JAKARTA – Partai Amanat Nasional (PAN) akan menyelenggarakan kongres pada 23-24 Agustus 2024 di area Hotel Indonesia, Jakarta. Kongres PAN yang disebutkan mengambil tema “Indonesia Terdepan” juga ditampilkan pandangan IKN sebagai kota masa depan di area Indonesia.
Ketua Umum PAN Zulkifli Hasan (Zulhas) menjelaskan IKN di dalam Kalimantan adalah simbol dari keadilan kota-kota di dalam Indonesia. Sebab selama ini semua hal tertumpuk di tempat Pulau Jawa.
“Jawa itu sudah ada padat, Jawa harus jadi pusat industri, pusat keuangan, pusat UMKM, itu dalam Jawa, tapi kalau mau swasembada pangan nggak kemungkinan besar ngandelin Jawa atau Sumatera, lahannya nggak ada.

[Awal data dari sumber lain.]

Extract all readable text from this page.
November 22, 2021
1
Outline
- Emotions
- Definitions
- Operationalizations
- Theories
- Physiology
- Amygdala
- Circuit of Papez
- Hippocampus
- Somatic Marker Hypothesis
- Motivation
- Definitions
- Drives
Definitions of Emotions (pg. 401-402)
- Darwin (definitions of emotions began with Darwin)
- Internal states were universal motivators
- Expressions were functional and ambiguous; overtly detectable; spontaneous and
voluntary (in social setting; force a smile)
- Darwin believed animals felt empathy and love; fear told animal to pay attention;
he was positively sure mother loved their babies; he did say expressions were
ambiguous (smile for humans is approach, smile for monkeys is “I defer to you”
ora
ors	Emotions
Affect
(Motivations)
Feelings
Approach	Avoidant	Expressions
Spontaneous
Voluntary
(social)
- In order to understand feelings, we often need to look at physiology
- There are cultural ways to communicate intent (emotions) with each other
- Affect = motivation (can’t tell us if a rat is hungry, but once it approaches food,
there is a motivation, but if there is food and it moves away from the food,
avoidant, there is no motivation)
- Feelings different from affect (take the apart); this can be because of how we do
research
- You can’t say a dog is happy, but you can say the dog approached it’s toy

Kita punya Papua yang selama ini kurang serius untuk mengembangkan pangan, mau swasembada beras, gula, jagung, tapioka itu ada di area Papua tanahnya luas,” ujar Zulhas di tempat Kantor DPP PAN, Jakarta, Rabu (14/8/2024).
Mendag yang mana juga Ketua Umum PAN itu menyampaikan jikalau Indonesia ingin maju maka harus menciptakan klaster dalam berbagai daerahnya yang dimaksud memiliki peran masing-masing, kemudian tidaklah belaka tertumpuk di tempat Jawa.

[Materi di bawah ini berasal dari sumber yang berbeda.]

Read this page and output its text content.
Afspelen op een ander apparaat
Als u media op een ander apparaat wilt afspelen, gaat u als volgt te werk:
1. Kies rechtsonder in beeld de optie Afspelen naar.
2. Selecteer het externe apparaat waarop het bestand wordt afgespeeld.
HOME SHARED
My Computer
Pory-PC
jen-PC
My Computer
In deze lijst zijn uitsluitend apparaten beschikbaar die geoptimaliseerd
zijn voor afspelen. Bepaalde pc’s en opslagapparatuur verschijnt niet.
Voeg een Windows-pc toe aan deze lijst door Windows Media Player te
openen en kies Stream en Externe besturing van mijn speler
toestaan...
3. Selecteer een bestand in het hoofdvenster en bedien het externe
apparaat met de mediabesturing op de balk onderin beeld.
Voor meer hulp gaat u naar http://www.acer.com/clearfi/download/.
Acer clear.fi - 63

“Satu lagi Kalimantan, luas sekali, orangnya sedikit, (tapi) hampir 60% penduduk Indonesia pada Jawa. Daya menyokong Pulau Jawa telah bukan layak, telah over capacity. kalau ingin negara maju harus bikin klaster, makanya kami simbolnya Ibu Pusat Kota Nusantara, masa depan kita dalam sana,” jelas Zulhas.

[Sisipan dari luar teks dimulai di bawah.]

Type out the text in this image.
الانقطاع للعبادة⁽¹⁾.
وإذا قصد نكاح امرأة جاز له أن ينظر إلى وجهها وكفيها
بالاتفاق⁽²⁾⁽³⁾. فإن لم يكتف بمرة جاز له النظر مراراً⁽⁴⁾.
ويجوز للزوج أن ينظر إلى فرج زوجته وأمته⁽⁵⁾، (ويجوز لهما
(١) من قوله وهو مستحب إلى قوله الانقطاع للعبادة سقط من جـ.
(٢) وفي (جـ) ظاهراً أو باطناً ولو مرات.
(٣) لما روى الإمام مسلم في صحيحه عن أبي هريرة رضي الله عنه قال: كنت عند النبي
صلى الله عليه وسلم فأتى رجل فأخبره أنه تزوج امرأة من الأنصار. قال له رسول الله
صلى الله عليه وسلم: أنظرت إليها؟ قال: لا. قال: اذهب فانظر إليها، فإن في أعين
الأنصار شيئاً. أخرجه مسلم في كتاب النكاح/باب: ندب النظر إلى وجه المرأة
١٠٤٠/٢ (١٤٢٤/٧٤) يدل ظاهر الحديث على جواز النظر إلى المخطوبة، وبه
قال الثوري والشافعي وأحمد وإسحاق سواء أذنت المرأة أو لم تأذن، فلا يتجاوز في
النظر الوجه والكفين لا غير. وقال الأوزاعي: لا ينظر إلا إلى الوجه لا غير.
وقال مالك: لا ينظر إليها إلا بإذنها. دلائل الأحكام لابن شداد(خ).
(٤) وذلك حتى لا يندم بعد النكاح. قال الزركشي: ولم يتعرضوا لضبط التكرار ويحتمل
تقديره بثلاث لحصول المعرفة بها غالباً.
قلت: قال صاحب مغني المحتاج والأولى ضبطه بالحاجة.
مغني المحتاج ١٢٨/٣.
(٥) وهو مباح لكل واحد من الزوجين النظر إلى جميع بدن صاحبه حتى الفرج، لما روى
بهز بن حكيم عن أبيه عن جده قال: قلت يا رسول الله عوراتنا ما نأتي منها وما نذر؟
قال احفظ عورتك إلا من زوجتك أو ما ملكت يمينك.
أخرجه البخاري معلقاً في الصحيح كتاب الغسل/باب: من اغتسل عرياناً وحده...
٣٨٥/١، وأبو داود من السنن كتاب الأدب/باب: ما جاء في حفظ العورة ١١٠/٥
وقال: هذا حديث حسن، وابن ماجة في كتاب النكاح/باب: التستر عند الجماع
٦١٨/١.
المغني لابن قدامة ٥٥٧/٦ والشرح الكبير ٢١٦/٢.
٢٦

Zulhas juga mengumumkan Kongres PAN yang dimaksud sudah ada disiapkan sejak lama lalu ingin memberikan contoh buat masyarakat.
“Jadi kita sudah ada persiapan matang lantaran sudah ada lama. Kita ingin memberikan contoh untuk seluruh masyarakat, kongres kita mencoba keras memberikan contoh terbaik. Dan nanti akan ada kejutan-kejutan menarik, mampu disaksikan secara virtual, Mas Eko akan bikin bagus-bagus,” ujar Zulhas.
Sebagai informasi, forum musyawarah tertinggi di area partai berlambang matahari putih yang disebutkan juga direncanakan dihadiri Presiden Joko Widodo (Jokowi) kemudian presiden terpilih Prabowo Subianto.